Growing plants or grass in clay soil is almost impossible because the clay does not retain the proper nutrients. In addition, the clay hardens as it dries and compresses the plant roots. One way to soften clay soil is to add gypsum to it. Gypsum is available at most home improvement stores and garden centers. It is sometimes packaged by itself or labeled as a soil conditioner. The gypsum prevents the clay from hardening back to a compacted state.
Things You'll Need
- Natural gypsum powder
- Fertilizer spreader
- Pine straw
Test the Clay Soil
Take a clay soil clump that is approximately 1/4 inch in diameter, just before it rains.
Set a cup outside to collect rainwater.
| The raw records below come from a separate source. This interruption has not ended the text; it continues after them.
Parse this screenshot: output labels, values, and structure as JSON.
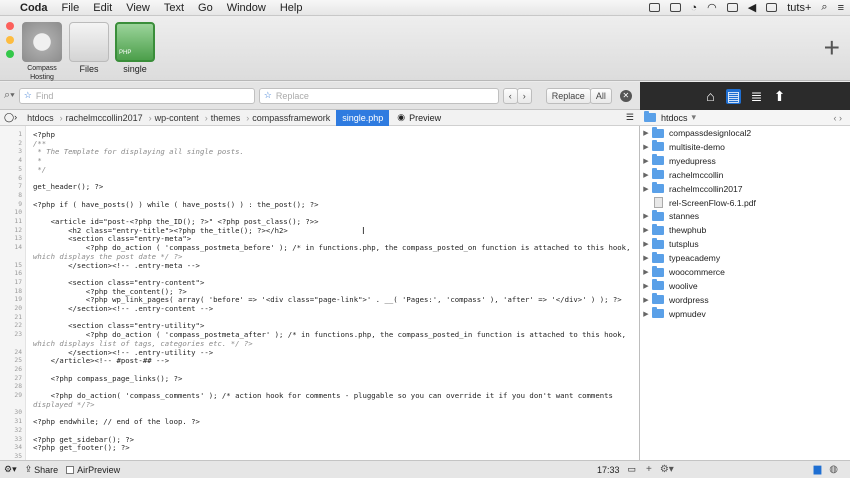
{
  "menubar": {
    "app": "Coda",
    "menus": [
      "File",
      "Edit",
      "View",
      "Text",
      "Go",
      "Window",
      "Help"
    ],
    "user": "tuts+"
  },
  "sites": [
    {
      "label": "Compass Hosting",
      "color": "#a9a9a9"
    },
    {
      "label": "Files",
      "color": "#d7d7d7"
    },
    {
      "label": "single",
      "color": "#7cc47b",
      "badge": "PHP"
    }
  ],
  "find": {
    "find_placeholder": "Find",
    "replace_placeholder": "Replace",
    "replace_btn": "Replace",
    "all_btn": "All"
  },
  "breadcrumbs": [
    "htdocs",
    "rachelmccollin2017",
    "wp-content",
    "themes",
    "compassframework",
    "single.php"
  ],
  "preview_label": "Preview",
  "rightpanel": {
    "path": "htdocs",
    "items": [
      {
        "name": "compassdesignlocal2",
        "type": "folder"
      },
      {
        "name": "multisite-demo",
        "type": "folder"
      },
      {
        "name": "myedupress",
        "type": "folder"
      },
      {
        "name": "rachelmccollin",
        "type": "folder"
      },
      {
        "name": "rachelmccollin2017",
        "type": "folder"
      },
      {
        "name": "rel-ScreenFlow-6.1.pdf",
        "type": "file"
      },
      {
        "name": "stannes",
        "type": "folder"
      },
      {
        "name": "thewphub",
        "type": "folder"
      },
      {
        "name": "tutsplus",
        "type": "folder"
      },
      {
        "name": "typeacademy",
        "type": "folder"
      },
      {
        "name": "woocommerce",
        "type": "folder"
      },
      {
        "name": "woolive",
        "type": "folder"
      },
      {
        "name": "wordpress",
        "type": "folder"
      },
      {
        "name": "wpmudev",
        "type": "folder"
      }
    ]
  },
  "code_lines": [
    "<?php",
    "/**",
    " * The Template for displaying all single posts.",
    " *",
    " */",
    "",
    "get_header(); ?>",
    "",
    "<?php if ( have_posts() ) while ( have_posts() ) : the_post(); ?>",
    "",
    "    <article id=\"post-<?php the_ID(); ?>\" <?php post_class(); ?>>",
    "        <h2 class=\"entry-title\"><?php the_title(); ?></h2>",
    "        <section class=\"entry-meta\">",
    "            <?php do_action ( 'compass_postmeta_before' ); /* in functions.php, the compass_posted_on function is attached to this hook,",
    "which displays the post date */ ?>",
    "        </section><!-- .entry-meta -->",
    "",
    "        <section class=\"entry-content\">",
    "            <?php the_content(); ?>",
    "            <?php wp_link_pages( array( 'before' => '<div class=\"page-link\">' . __( 'Pages:', 'compass' ), 'after' => '</div>' ) ); ?>",
    "        </section><!-- .entry-content -->",
    "",
    "        <section class=\"entry-utility\">",
    "            <?php do_action ( 'compass_postmeta_after' ); /* in functions.php, the compass_posted_in function is attached to this hook,",
    "which displays list of tags, categories etc. */ ?>",
    "        </section><!-- .entry-utility -->",
    "    </article><!-- #post-## -->",
    "",
    "    <?php compass_page_links(); ?>",
    "",
    "    <?php do_action( 'compass_comments' ); /* action hook for comments - pluggable so you can override it if you don't want comments",
    "displayed */?>",
    "",
    "<?php endwhile; // end of the loop. ?>",
    "",
    "<?php get_sidebar(); ?>",
    "<?php get_footer(); ?>",
    ""
  ],
  "line_numbers": [
    "1",
    "2",
    "3",
    "4",
    "5",
    "6",
    "7",
    "8",
    "9",
    "10",
    "11",
    "12",
    "13",
    "14",
    "",
    "15",
    "16",
    "17",
    "18",
    "19",
    "20",
    "21",
    "22",
    "23",
    "",
    "24",
    "25",
    "26",
    "27",
    "28",
    "29",
    "",
    "30",
    "31",
    "32",
    "33",
    "34",
    "35"
  ],
  "status": {
    "share": "Share",
    "airpreview": "AirPreview",
    "cursor": "17:33"
  }
}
You will need to collect at least 2 to 3 inches of water in the cup but more is fine.
Insert gently the clay clump into the rain water and allow it to sit undisturbed for 24 hours.
Examine the appearance of the water in the cup to see if it is cloudy and the clay has begun to disintegrate. If so, adding gypsum to the clay soil will loosen it up. If the clump does not dissolve at all, or very little, adding gypsum will have no effect on the soil.
Apply Gypsum to the Soil
Spread a layer of gypsum over the clay soil area at a rate of 20 to 30 lb. for every 100 square feet. If the soil area is small, you can use a shovel to spread the gypsum. If the area is larger, place the gypsum into a fertilizer spreader and push the spreader over the soil.
Set the blade depth on a tiller to at least 4 to 5 inches. Turn the tiller on and run it completely over the clay soil area to mix the gypsum into the clay.
Spread a 2- to 3-inch layer of organic mulch, such as leaves, pine straw or bark on top of the area. As the mulch breaks down it will add organic matter to the soil. You can also use top soil or compost and work it in with the tiller.
Apply an additional 50 lb. of gypsum per 1000 square feet on an annual basis thereafter.